AUTOPORTRAIT à cinquante ans
Georges BATAILLE, bibliothécaire
Lucien BECKER, préfet de police
Gottfried BENN, dermatologue
Stéphane BOUQUET, danseur & scénariste
Alfred BRENDEL, pianiste
René Guy CADOU, instituteur
Jean-Luc CAIZERGUES, machiniste d’opéra
Paul CLAUDEL, diplomate
Arthur CRAVAN, boxeur
J.V. FOIX, pâtissier
FRANQUIN, médecin
Maurice GREVISSE, grammairien
Bernard HEIDSIECK, banquier
François JACQMIN, R.P. des fonderies d’acier Cockerill-Sambre
Jim JARMUSCH, serveur
Moi JE (pseudonyme), universitaire
Abbas KIAROSTAMI, cinéaste
Francis LALANNE, chanteur-président de club de football
Jan LAUWEREYNS, chercheur en psychologie expérimentale
Javier LENTINI, proctologue
MAÏAKOVSKY, commissaire du peuple
MAO Zhe Dong (dit Mao Tsé Toung), homme politique
Henri MESCHONNIC, traducteur de A à – aha – …

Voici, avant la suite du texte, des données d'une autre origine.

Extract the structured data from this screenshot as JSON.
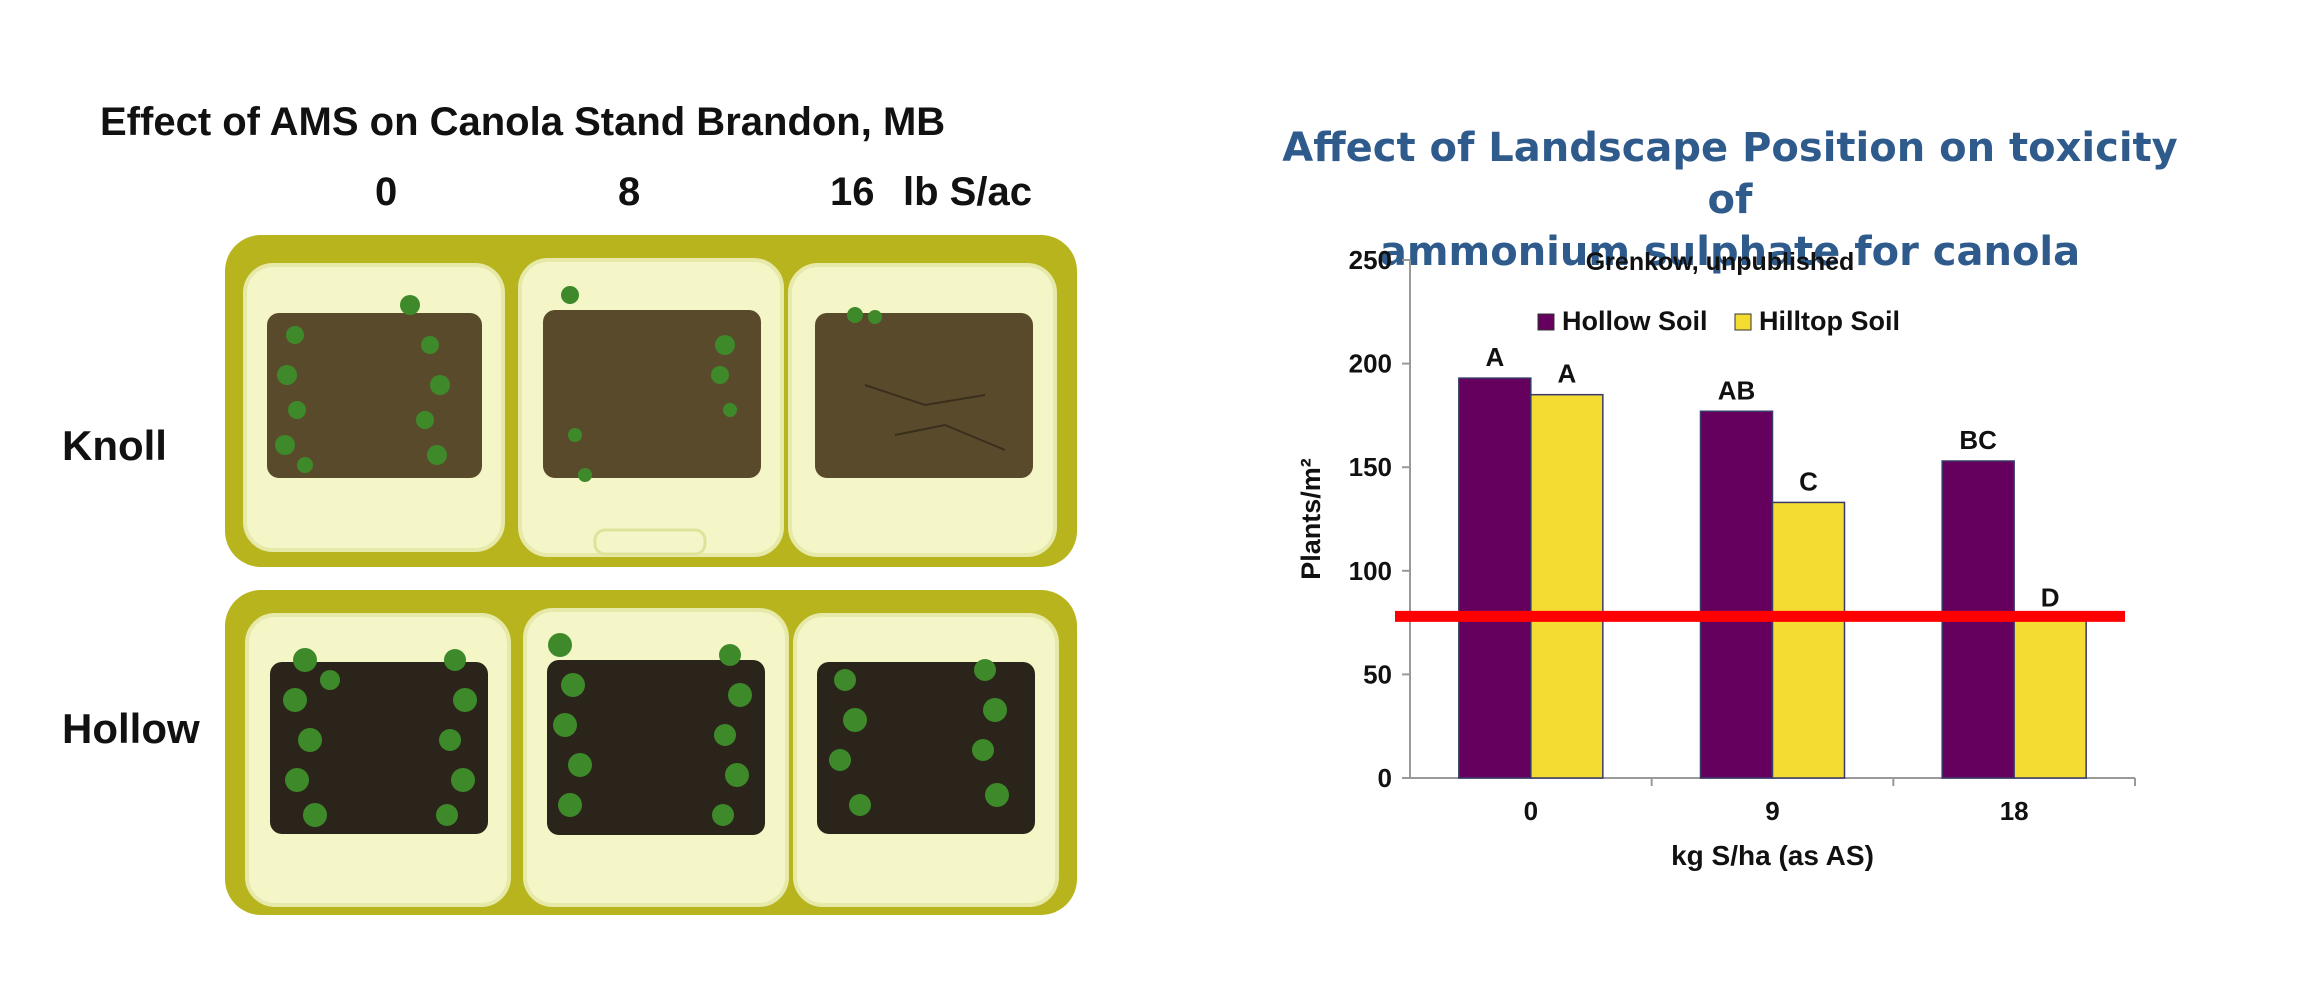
{
  "left_panel": {
    "title": "Effect of AMS on Canola Stand Brandon, MB",
    "rates": [
      "0",
      "8",
      "16",
      "lb S/ac"
    ],
    "rows": [
      "Knoll",
      "Hollow"
    ]
  },
  "right_panel": {
    "title_line1": "Affect of Landscape Position on toxicity of",
    "title_line2": "ammonium sulphate for canola"
  },
  "colors": {
    "hollow": "#66005e",
    "hilltop": "#f5dc33",
    "threshold": "#ff0000",
    "title_blue": "#2f5b8c",
    "photo_bg": "#b8b41e",
    "bucket": "#f4f6c8",
    "soil_dry": "#5a4a2c",
    "soil_wet": "#2a241a",
    "plant": "#3e8a2a"
  },
  "chart_data": {
    "type": "bar",
    "subtitle": "Grenkow, unpublished",
    "categories": [
      "0",
      "9",
      "18"
    ],
    "series": [
      {
        "name": "Hollow Soil",
        "values": [
          193,
          177,
          153
        ],
        "labels": [
          "A",
          "AB",
          "BC"
        ]
      },
      {
        "name": "Hilltop Soil",
        "values": [
          185,
          133,
          77
        ],
        "labels": [
          "A",
          "C",
          "D"
        ]
      }
    ],
    "xlabel": "kg S/ha (as AS)",
    "ylabel": "Plants/m²",
    "ylim": [
      0,
      250
    ],
    "yticks": [
      "0",
      "50",
      "100",
      "150",
      "200",
      "250"
    ],
    "threshold": 78,
    "legend_position": "top"
  }
}
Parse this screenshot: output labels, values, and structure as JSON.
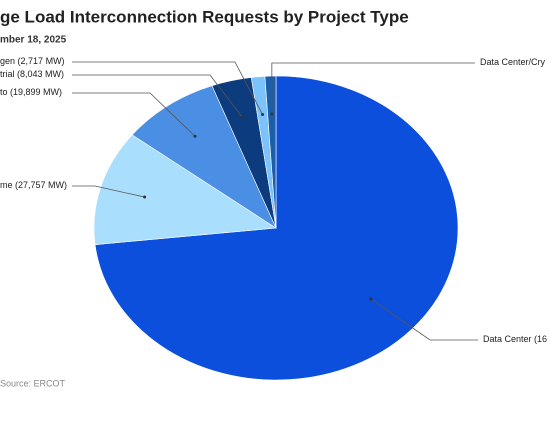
{
  "chart_data": {
    "type": "pie",
    "title": "ge Load Interconnection Requests by Project Type",
    "subtitle": "mber 18, 2025",
    "source": "Source: ERCOT",
    "categories": [
      "Data Center",
      "me",
      "to",
      "trial",
      "gen",
      "Data Center/Cry"
    ],
    "values": [
      166000,
      27757,
      19899,
      8043,
      2717,
      2200
    ],
    "value_labels": [
      "(16",
      "(27,757 MW)",
      "(19,899 MW)",
      "(8,043 MW)",
      "(2,717 MW)",
      null
    ],
    "colors": [
      "#0b4fdc",
      "#a9defd",
      "#4a8fe3",
      "#0c3c7e",
      "#7cc2fb",
      "#1d5ea9"
    ]
  }
}
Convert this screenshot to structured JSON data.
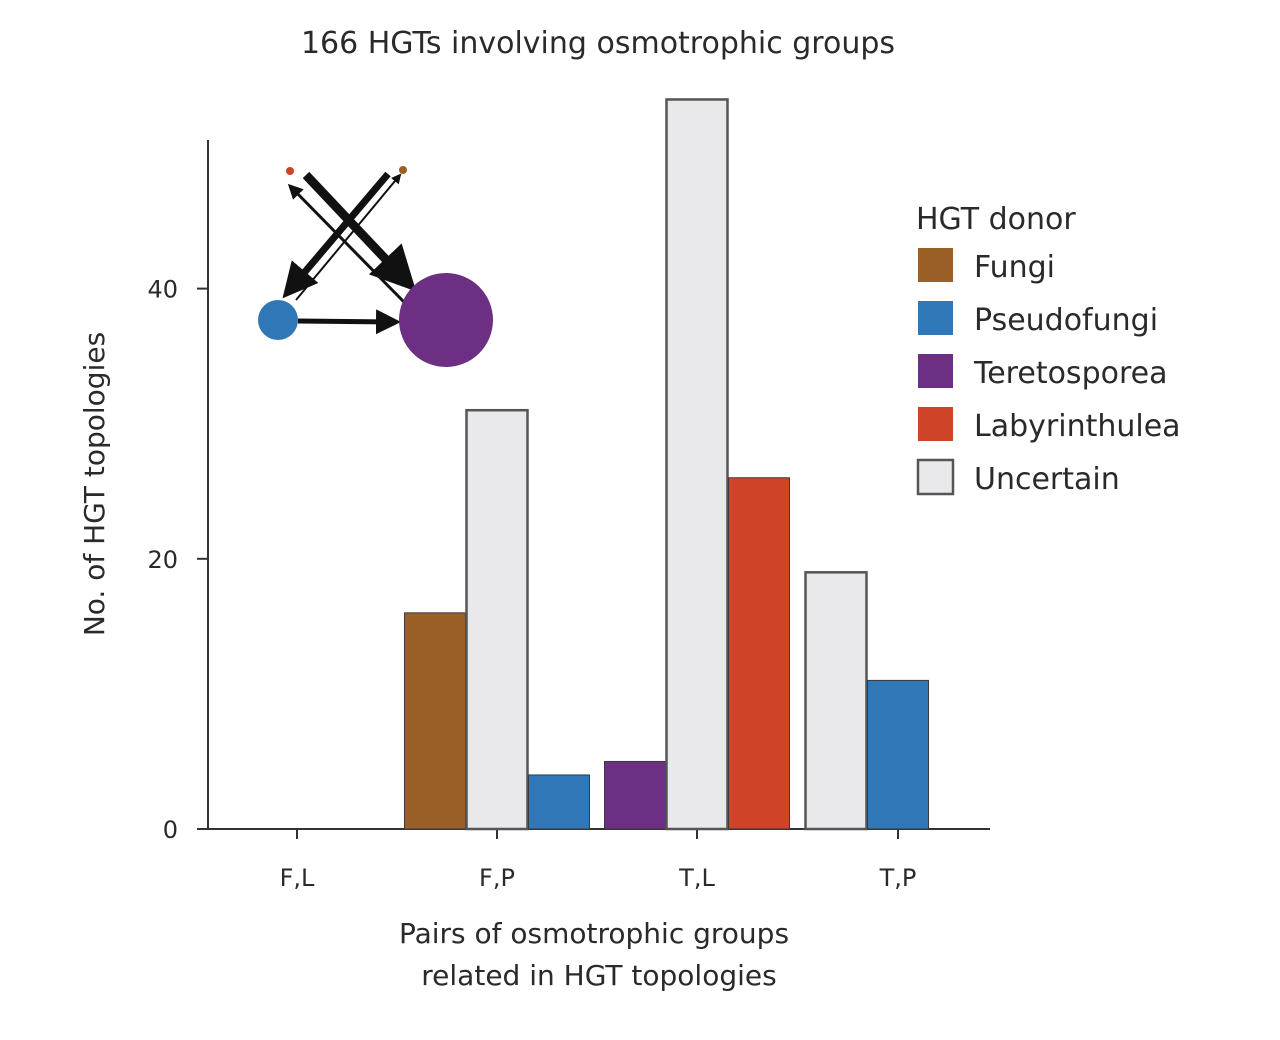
{
  "chart_data": {
    "type": "bar",
    "title": "166 HGTs involving osmotrophic groups",
    "xlabel": "Pairs of osmotrophic groups related in HGT topologies",
    "xlabel_lines": [
      "Pairs of osmotrophic groups",
      "related in HGT topologies"
    ],
    "ylabel": "No. of HGT topologies",
    "ylim": [
      0,
      51
    ],
    "yticks": [
      "0",
      "20",
      "40"
    ],
    "grid": false,
    "legend_position": "right",
    "legend_title": "HGT donor",
    "categories": [
      "F,L",
      "F,P",
      "T,L",
      "T,P"
    ],
    "series": [
      {
        "name": "Fungi",
        "color": "#9a5e27",
        "values": [
          0,
          16,
          0,
          0
        ]
      },
      {
        "name": "Pseudofungi",
        "color": "#2f77b6",
        "values": [
          0,
          4,
          0,
          11
        ]
      },
      {
        "name": "Teretosporea",
        "color": "#6c2f83",
        "values": [
          0,
          0,
          5,
          0
        ]
      },
      {
        "name": "Labyrinthulea",
        "color": "#cf4328",
        "values": [
          0,
          0,
          26,
          0
        ]
      },
      {
        "name": "Uncertain",
        "color": "#e9e9eb",
        "values": [
          0,
          31,
          54,
          19
        ]
      }
    ],
    "bars": [
      {
        "category": "F,P",
        "series": "Fungi",
        "value": 16
      },
      {
        "category": "F,P",
        "series": "Uncertain",
        "value": 31
      },
      {
        "category": "F,P",
        "series": "Pseudofungi",
        "value": 4
      },
      {
        "category": "T,L",
        "series": "Teretosporea",
        "value": 5
      },
      {
        "category": "T,L",
        "series": "Uncertain",
        "value": 54
      },
      {
        "category": "T,L",
        "series": "Labyrinthulea",
        "value": 26
      },
      {
        "category": "T,P",
        "series": "Uncertain",
        "value": 19
      },
      {
        "category": "T,P",
        "series": "Pseudofungi",
        "value": 11
      }
    ],
    "inset_diagram": {
      "description_nodes": [
        {
          "group": "Labyrinthulea",
          "color": "#cf4328",
          "relative_size": "tiny"
        },
        {
          "group": "Fungi",
          "color": "#9a5e27",
          "relative_size": "tiny"
        },
        {
          "group": "Pseudofungi",
          "color": "#2f77b6",
          "relative_size": "small"
        },
        {
          "group": "Teretosporea",
          "color": "#6c2f83",
          "relative_size": "large"
        }
      ]
    }
  }
}
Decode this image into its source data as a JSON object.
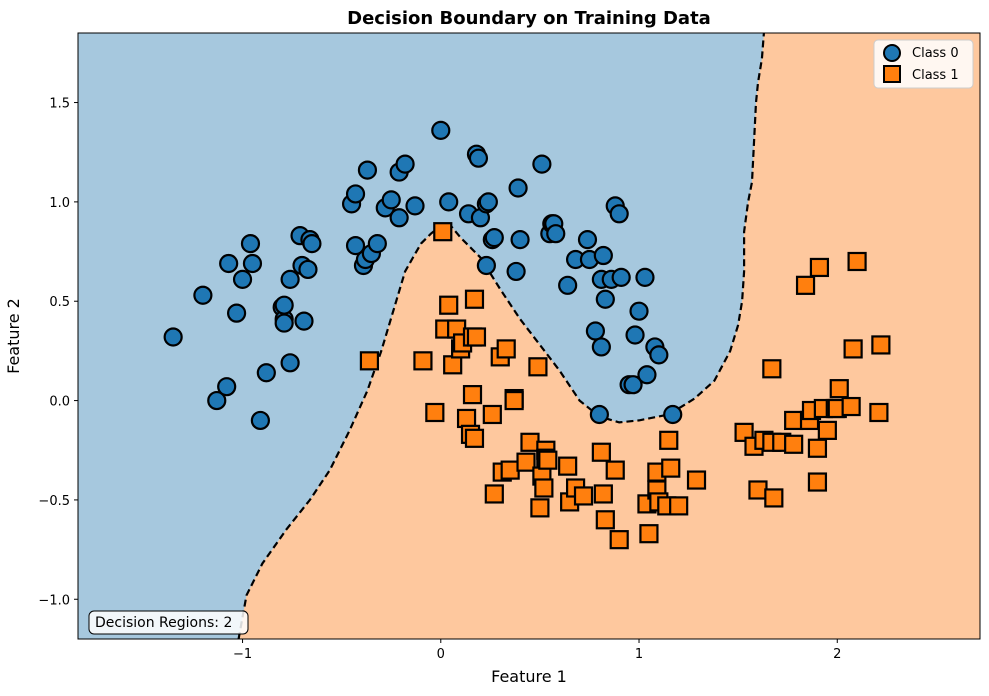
{
  "chart_data": {
    "type": "scatter",
    "title": "Decision Boundary on Training Data",
    "xlabel": "Feature 1",
    "ylabel": "Feature 2",
    "xlim": [
      -1.83,
      2.72
    ],
    "ylim": [
      -1.2,
      1.85
    ],
    "xticks": [
      -1,
      0,
      1,
      2
    ],
    "xtick_labels": [
      "−1",
      "0",
      "1",
      "2"
    ],
    "yticks": [
      -1.0,
      -0.5,
      0.0,
      0.5,
      1.0,
      1.5
    ],
    "ytick_labels": [
      "−1.0",
      "−0.5",
      "0.0",
      "0.5",
      "1.0",
      "1.5"
    ],
    "grid": false,
    "legend_position": "top-right",
    "annotation": "Decision Regions: 2",
    "colors": {
      "region_class0": "#a6c8de",
      "region_class1": "#fec89e",
      "class0_marker": "#1f77b4",
      "class1_marker": "#ff7f0e",
      "boundary": "#000000"
    },
    "boundary": [
      [
        -1.02,
        -1.2
      ],
      [
        -0.98,
        -0.98
      ],
      [
        -0.9,
        -0.82
      ],
      [
        -0.78,
        -0.65
      ],
      [
        -0.66,
        -0.5
      ],
      [
        -0.56,
        -0.35
      ],
      [
        -0.46,
        -0.15
      ],
      [
        -0.37,
        0.05
      ],
      [
        -0.3,
        0.25
      ],
      [
        -0.24,
        0.45
      ],
      [
        -0.18,
        0.65
      ],
      [
        -0.14,
        0.72
      ],
      [
        -0.1,
        0.79
      ],
      [
        -0.05,
        0.84
      ],
      [
        0.0,
        0.88
      ],
      [
        0.05,
        0.88
      ],
      [
        0.1,
        0.82
      ],
      [
        0.2,
        0.72
      ],
      [
        0.3,
        0.56
      ],
      [
        0.4,
        0.41
      ],
      [
        0.5,
        0.28
      ],
      [
        0.6,
        0.15
      ],
      [
        0.7,
        0.0
      ],
      [
        0.8,
        -0.08
      ],
      [
        0.9,
        -0.11
      ],
      [
        1.0,
        -0.1
      ],
      [
        1.15,
        -0.07
      ],
      [
        1.28,
        0.01
      ],
      [
        1.38,
        0.1
      ],
      [
        1.46,
        0.25
      ],
      [
        1.5,
        0.38
      ],
      [
        1.52,
        0.5
      ],
      [
        1.53,
        0.65
      ],
      [
        1.53,
        0.85
      ],
      [
        1.55,
        1.0
      ],
      [
        1.57,
        1.1
      ],
      [
        1.58,
        1.3
      ],
      [
        1.59,
        1.5
      ],
      [
        1.6,
        1.6
      ],
      [
        1.62,
        1.72
      ],
      [
        1.63,
        1.85
      ]
    ],
    "series": [
      {
        "name": "Class 0",
        "marker": "circle",
        "points": [
          [
            -1.35,
            0.32
          ],
          [
            -1.2,
            0.53
          ],
          [
            -1.13,
            0.0
          ],
          [
            -1.08,
            0.07
          ],
          [
            -1.07,
            0.69
          ],
          [
            -1.03,
            0.44
          ],
          [
            -1.0,
            0.61
          ],
          [
            -0.96,
            0.79
          ],
          [
            -0.95,
            0.69
          ],
          [
            -0.91,
            -0.1
          ],
          [
            -0.88,
            0.14
          ],
          [
            -0.8,
            0.47
          ],
          [
            -0.79,
            0.41
          ],
          [
            -0.79,
            0.39
          ],
          [
            -0.79,
            0.48
          ],
          [
            -0.76,
            0.19
          ],
          [
            -0.76,
            0.61
          ],
          [
            -0.71,
            0.83
          ],
          [
            -0.7,
            0.68
          ],
          [
            -0.69,
            0.4
          ],
          [
            -0.67,
            0.66
          ],
          [
            -0.66,
            0.81
          ],
          [
            -0.65,
            0.79
          ],
          [
            -0.45,
            0.99
          ],
          [
            -0.43,
            1.04
          ],
          [
            -0.43,
            0.78
          ],
          [
            -0.39,
            0.68
          ],
          [
            -0.38,
            0.71
          ],
          [
            -0.37,
            1.16
          ],
          [
            -0.35,
            0.74
          ],
          [
            -0.32,
            0.79
          ],
          [
            -0.28,
            0.97
          ],
          [
            -0.25,
            1.01
          ],
          [
            -0.21,
            1.15
          ],
          [
            -0.21,
            0.92
          ],
          [
            -0.18,
            1.19
          ],
          [
            -0.13,
            0.98
          ],
          [
            0.0,
            1.36
          ],
          [
            0.04,
            1.0
          ],
          [
            0.14,
            0.94
          ],
          [
            0.18,
            1.24
          ],
          [
            0.19,
            1.22
          ],
          [
            0.2,
            0.92
          ],
          [
            0.23,
            0.99
          ],
          [
            0.24,
            1.0
          ],
          [
            0.23,
            0.68
          ],
          [
            0.26,
            0.81
          ],
          [
            0.27,
            0.82
          ],
          [
            0.39,
            1.07
          ],
          [
            0.38,
            0.65
          ],
          [
            0.4,
            0.81
          ],
          [
            0.51,
            1.19
          ],
          [
            0.55,
            0.84
          ],
          [
            0.56,
            0.89
          ],
          [
            0.57,
            0.89
          ],
          [
            0.58,
            0.84
          ],
          [
            0.64,
            0.58
          ],
          [
            0.68,
            0.71
          ],
          [
            0.74,
            0.81
          ],
          [
            0.75,
            0.71
          ],
          [
            0.78,
            0.35
          ],
          [
            0.81,
            0.61
          ],
          [
            0.81,
            0.27
          ],
          [
            0.82,
            0.73
          ],
          [
            0.83,
            0.51
          ],
          [
            0.8,
            -0.07
          ],
          [
            0.86,
            0.61
          ],
          [
            0.88,
            0.98
          ],
          [
            0.9,
            0.94
          ],
          [
            0.91,
            0.62
          ],
          [
            0.95,
            0.08
          ],
          [
            0.97,
            0.08
          ],
          [
            0.98,
            0.33
          ],
          [
            1.0,
            0.45
          ],
          [
            1.03,
            0.62
          ],
          [
            1.04,
            0.13
          ],
          [
            1.08,
            0.27
          ],
          [
            1.1,
            0.23
          ],
          [
            1.17,
            -0.07
          ]
        ]
      },
      {
        "name": "Class 1",
        "marker": "square",
        "points": [
          [
            -0.36,
            0.2
          ],
          [
            -0.09,
            0.2
          ],
          [
            -0.03,
            -0.06
          ],
          [
            0.01,
            0.85
          ],
          [
            0.02,
            0.36
          ],
          [
            0.04,
            0.48
          ],
          [
            0.06,
            0.18
          ],
          [
            0.08,
            0.36
          ],
          [
            0.1,
            0.26
          ],
          [
            0.11,
            0.29
          ],
          [
            0.13,
            -0.09
          ],
          [
            0.15,
            -0.17
          ],
          [
            0.16,
            0.03
          ],
          [
            0.16,
            0.32
          ],
          [
            0.17,
            0.51
          ],
          [
            0.17,
            -0.19
          ],
          [
            0.18,
            0.32
          ],
          [
            0.26,
            -0.07
          ],
          [
            0.27,
            -0.47
          ],
          [
            0.3,
            0.22
          ],
          [
            0.31,
            -0.36
          ],
          [
            0.33,
            0.26
          ],
          [
            0.35,
            -0.35
          ],
          [
            0.37,
            0.01
          ],
          [
            0.37,
            0.0
          ],
          [
            0.43,
            -0.31
          ],
          [
            0.45,
            -0.21
          ],
          [
            0.49,
            0.17
          ],
          [
            0.5,
            -0.54
          ],
          [
            0.51,
            -0.38
          ],
          [
            0.52,
            -0.44
          ],
          [
            0.53,
            -0.25
          ],
          [
            0.53,
            -0.29
          ],
          [
            0.54,
            -0.3
          ],
          [
            0.64,
            -0.33
          ],
          [
            0.65,
            -0.51
          ],
          [
            0.68,
            -0.44
          ],
          [
            0.72,
            -0.48
          ],
          [
            0.81,
            -0.26
          ],
          [
            0.82,
            -0.47
          ],
          [
            0.83,
            -0.6
          ],
          [
            0.88,
            -0.35
          ],
          [
            0.9,
            -0.7
          ],
          [
            1.04,
            -0.52
          ],
          [
            1.05,
            -0.67
          ],
          [
            1.09,
            -0.36
          ],
          [
            1.09,
            -0.45
          ],
          [
            1.1,
            -0.51
          ],
          [
            1.14,
            -0.53
          ],
          [
            1.15,
            -0.2
          ],
          [
            1.16,
            -0.34
          ],
          [
            1.2,
            -0.53
          ],
          [
            1.29,
            -0.4
          ],
          [
            1.53,
            -0.16
          ],
          [
            1.58,
            -0.23
          ],
          [
            1.6,
            -0.45
          ],
          [
            1.63,
            -0.2
          ],
          [
            1.67,
            -0.21
          ],
          [
            1.67,
            0.16
          ],
          [
            1.68,
            -0.49
          ],
          [
            1.72,
            -0.21
          ],
          [
            1.78,
            -0.22
          ],
          [
            1.78,
            -0.1
          ],
          [
            1.84,
            0.58
          ],
          [
            1.86,
            -0.1
          ],
          [
            1.87,
            -0.05
          ],
          [
            1.9,
            -0.24
          ],
          [
            1.9,
            -0.41
          ],
          [
            1.91,
            0.67
          ],
          [
            1.93,
            -0.04
          ],
          [
            1.95,
            -0.15
          ],
          [
            1.99,
            -0.04
          ],
          [
            2.0,
            -0.04
          ],
          [
            2.01,
            0.06
          ],
          [
            2.07,
            -0.03
          ],
          [
            2.08,
            0.26
          ],
          [
            2.1,
            0.7
          ],
          [
            2.21,
            -0.06
          ],
          [
            2.22,
            0.28
          ]
        ]
      }
    ]
  }
}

Joseph NDWANIYE, infirmier
Paul NOUGE, chimiste
Jean PAULHAN, surveillant de jardin botanique
Charles PENNEQUIN, gendarme
Antonio PIZZUTO, Interpol
Le POETE INCONNU
Marc QUAGHEBEUR, directeur des AML
Jehan RICTUS, chansonnier-compositeur
Jacques ROUBAUD, mathématicien
Bernardo SCHIAVETTA, psychiatre
Wallace STEVENS, assureur
Christophe TARKOS, péagiste
Vincent THOLOME, animateur d’ateliers d’écriture
Jan TSCHICHOLD, typographe
Rudolph VALENTINO, acteur
Dominique de VILLEPIN, maître-nageur
ANONYMES, métiers inconnus

Présentation par l’éditeur :

La poésie n’est pas seulement faite par les poètes, mais aussi par des gens qui exercent un métier normal, sans rapport avec l’écriture ou la littérature. Le but de ce recueil, qui est à la fois une création personnelle et un essai sur la poésie, est de montrer que la poésie a tout à gagner d’une telle situation. C’est en effet grâce au travail des poètes que la poésie peut se rapprocher à nouveau de ce qui lui fait le plus défaut aujourd’hui : la vie. Le recueil offre un panorama de la poésie d’hier et d’aujourd’hui. Il évoque pour une cinquantaine d’auteurs souvent très connus (de Jacques Roubaud, mathématicien, à Wallace Stevens, assureur, en passant par Alfred Brendel, pianiste, Mao Zhé Dong, homme politique, ou encore Jean-Luc Caizergues, machiniste d’opéra) les jeux et les glissements entre le métier et l’œuvre.